Un piccolo paese si adagia su un colle contornato da rigogliosi boschi. Fra i suoi graziosi vicoli, svetta una struttura, oggi museo, che custodisce l’essenza più pura di questo borgo. Alla quale gran parte della sua popolazione è legata.

Siamo a Piegaro, centro della Valle del Nestore di circa 3.700 abitanti, che si erge su uno dei colli dell’Umbria occidentale, in Provincia di Perugia, poco a sud dal Lago Trasimeno.

Facile giungervi. Chi usa l’A1 può servirsi del casello di Chiusi-Chianciano Terme e superare la stessa Chiusi e poi Città della Pieve, da cui Piegaro dista una dozzina di chilometri. Chi, invece, proviene dal capoluogo regionale può utilizzare la SR220 (qui nota come la “Pievaiola”).

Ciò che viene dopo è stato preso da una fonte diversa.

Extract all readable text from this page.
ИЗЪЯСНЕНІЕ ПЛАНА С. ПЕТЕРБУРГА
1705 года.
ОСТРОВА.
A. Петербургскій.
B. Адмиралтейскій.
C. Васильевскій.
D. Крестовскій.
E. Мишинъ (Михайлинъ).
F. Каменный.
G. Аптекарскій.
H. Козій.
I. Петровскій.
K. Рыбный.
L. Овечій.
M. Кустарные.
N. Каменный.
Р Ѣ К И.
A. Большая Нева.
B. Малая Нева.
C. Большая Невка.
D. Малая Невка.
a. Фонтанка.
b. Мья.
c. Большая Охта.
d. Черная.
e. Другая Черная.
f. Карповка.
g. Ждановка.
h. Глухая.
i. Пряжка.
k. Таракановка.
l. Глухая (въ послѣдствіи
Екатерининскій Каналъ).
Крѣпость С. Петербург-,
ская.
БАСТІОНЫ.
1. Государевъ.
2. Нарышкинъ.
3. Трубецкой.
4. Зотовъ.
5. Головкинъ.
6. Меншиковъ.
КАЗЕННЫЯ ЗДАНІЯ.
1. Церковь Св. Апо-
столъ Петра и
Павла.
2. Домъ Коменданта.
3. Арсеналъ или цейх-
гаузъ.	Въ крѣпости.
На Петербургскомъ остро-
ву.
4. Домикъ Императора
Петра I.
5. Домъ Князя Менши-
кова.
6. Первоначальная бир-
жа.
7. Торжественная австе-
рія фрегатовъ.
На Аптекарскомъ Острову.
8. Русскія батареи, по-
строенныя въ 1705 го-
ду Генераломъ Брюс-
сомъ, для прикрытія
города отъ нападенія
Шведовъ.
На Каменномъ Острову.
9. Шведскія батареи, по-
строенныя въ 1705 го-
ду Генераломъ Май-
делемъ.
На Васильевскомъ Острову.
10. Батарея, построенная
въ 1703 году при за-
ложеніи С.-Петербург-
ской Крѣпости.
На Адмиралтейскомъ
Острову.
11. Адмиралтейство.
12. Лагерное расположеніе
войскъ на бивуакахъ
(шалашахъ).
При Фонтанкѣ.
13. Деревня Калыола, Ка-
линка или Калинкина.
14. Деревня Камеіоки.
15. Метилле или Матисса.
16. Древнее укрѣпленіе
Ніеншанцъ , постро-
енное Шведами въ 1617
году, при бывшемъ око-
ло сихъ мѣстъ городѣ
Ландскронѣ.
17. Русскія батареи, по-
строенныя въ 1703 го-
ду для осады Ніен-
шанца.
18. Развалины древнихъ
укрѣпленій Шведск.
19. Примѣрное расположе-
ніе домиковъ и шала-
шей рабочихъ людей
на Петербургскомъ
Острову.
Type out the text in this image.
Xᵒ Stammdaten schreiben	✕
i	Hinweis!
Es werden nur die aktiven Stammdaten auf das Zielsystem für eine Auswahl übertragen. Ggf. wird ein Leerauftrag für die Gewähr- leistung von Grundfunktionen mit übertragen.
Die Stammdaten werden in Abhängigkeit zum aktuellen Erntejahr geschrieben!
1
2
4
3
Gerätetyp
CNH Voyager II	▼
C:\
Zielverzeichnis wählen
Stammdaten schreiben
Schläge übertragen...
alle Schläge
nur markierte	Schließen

Difficile, al contrario, non restare colpiti dall’eredità culturale e artistica di uno dei borghi italiani che meglio hanno legato la propria storia ad una specifica arte. Nel caso di Piegaro è la lavorazione del vetro, la quale, ancora ai nostri giorni, malgrado la concorrenza estera e la crisi economica, qui mantiene pressoché inalterata la propria importanza. Tanto che i piegaresi, trasferita la produzione vetraia fuori del centro abitato, hanno trasformato la loro storica vetreria in un museo. Che è oggi fra le mete imprescindibili per chi vuol conoscere come si è evoluta la lavorazione di uno dei materiali più diffusi e importanti nella storia umana.

Campioni dell'arte vetraia piegarese
Campioni dell’arte vetraia piegarese

Una storia legata al vetro

Piegaro sorge in un’area di antichissima presenza umana.

Probabilmente un preesistente insediamento prima umbro e poi etrusco finì, agli inizi del III sec. a.C., sotto la dominazione di Roma, stante la rilevanza strategica di un simile luogo, crocevia tra l’Urbe e Perugia (non a caso le due antiche porte cittadine – distrutte durante la seconda guerra mondiale – avrebbero preso il nome di “Romana” e “Perugina”).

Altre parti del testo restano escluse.